Zwei Demonstranten seien im südlich gelegenen Mersin und in Istanbul von Polizeifahrzeugen touchiert und schwer verletzt worden. In Istanbul wurde demnach auch ein Polizist verletzt.
Ausgelöst wurden die Proteste in rund 30 Städten des Landes durch den Tod eines vor neun Monaten bei Protesten verwundeten Jugendlichen. Die Polizei setzte am Dienstag Tränengas und Wasserwerfer gegen rund tausend Demonstranten vor dem Istanbuler Krankenhaus ein, in dem der 15-jährige Berkin Elvan nach 269 Tagen im Koma gestorben war. Protestierende warfen Steine auf einen Polizeibus und entwendeten Helme und Schilde.

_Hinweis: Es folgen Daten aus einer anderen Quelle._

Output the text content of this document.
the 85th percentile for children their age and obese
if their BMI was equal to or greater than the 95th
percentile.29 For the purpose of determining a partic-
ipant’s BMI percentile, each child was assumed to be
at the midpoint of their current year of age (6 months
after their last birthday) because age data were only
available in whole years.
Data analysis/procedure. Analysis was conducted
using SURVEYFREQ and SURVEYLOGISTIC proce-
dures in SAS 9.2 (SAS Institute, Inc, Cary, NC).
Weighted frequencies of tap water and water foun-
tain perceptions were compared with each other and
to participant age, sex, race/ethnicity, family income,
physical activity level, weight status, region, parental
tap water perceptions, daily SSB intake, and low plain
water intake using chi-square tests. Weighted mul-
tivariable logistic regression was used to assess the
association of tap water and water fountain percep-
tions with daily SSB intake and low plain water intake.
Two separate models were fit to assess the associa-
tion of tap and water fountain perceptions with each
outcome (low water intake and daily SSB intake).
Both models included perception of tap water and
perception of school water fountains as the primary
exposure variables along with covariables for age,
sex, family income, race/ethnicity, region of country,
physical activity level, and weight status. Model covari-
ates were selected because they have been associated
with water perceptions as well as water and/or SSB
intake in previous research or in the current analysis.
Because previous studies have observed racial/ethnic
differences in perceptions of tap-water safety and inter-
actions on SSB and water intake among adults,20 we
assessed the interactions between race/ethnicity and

Der Jugendliche war damals auf dem Weg zum Bäcker, als er bei Zusammenstößen zwischen Polizei und Demonstranten zwischen die Fronten geriet. Eine Tränengasgranate der Polizei traf ihn am Kopf. Die Mutter des Buben machte Ministerpräsident Recep Tayyip Erdogan für den Tod ihres Sohnes verantwortlich. Erdogan hatte die Polizisten während der Proteste als „Helden“ bezeichnet.
Nach der Nachricht vom Tod des Buben, dessen Schicksal in der Türkei zu einem Symbol für das harte Vorgehen der Polizei gegen die Proteste geworden ist, gab es Demonstrationen in zahlreichen weiteren Städten.
Auch in Ankara ging die Polizei mit Tränengas und Wasserwerfern gegen rund tausend Studierende vor der Technischen Universität vor, die mit Fotos des toten Berkin in den Händen eine wichtige Verkehrsader blockierten. Proteste mit Sprechchören gegen Erdogan gab es unter anderem auch in Izmir, Antalya und Eskisehir. (APA/AFP)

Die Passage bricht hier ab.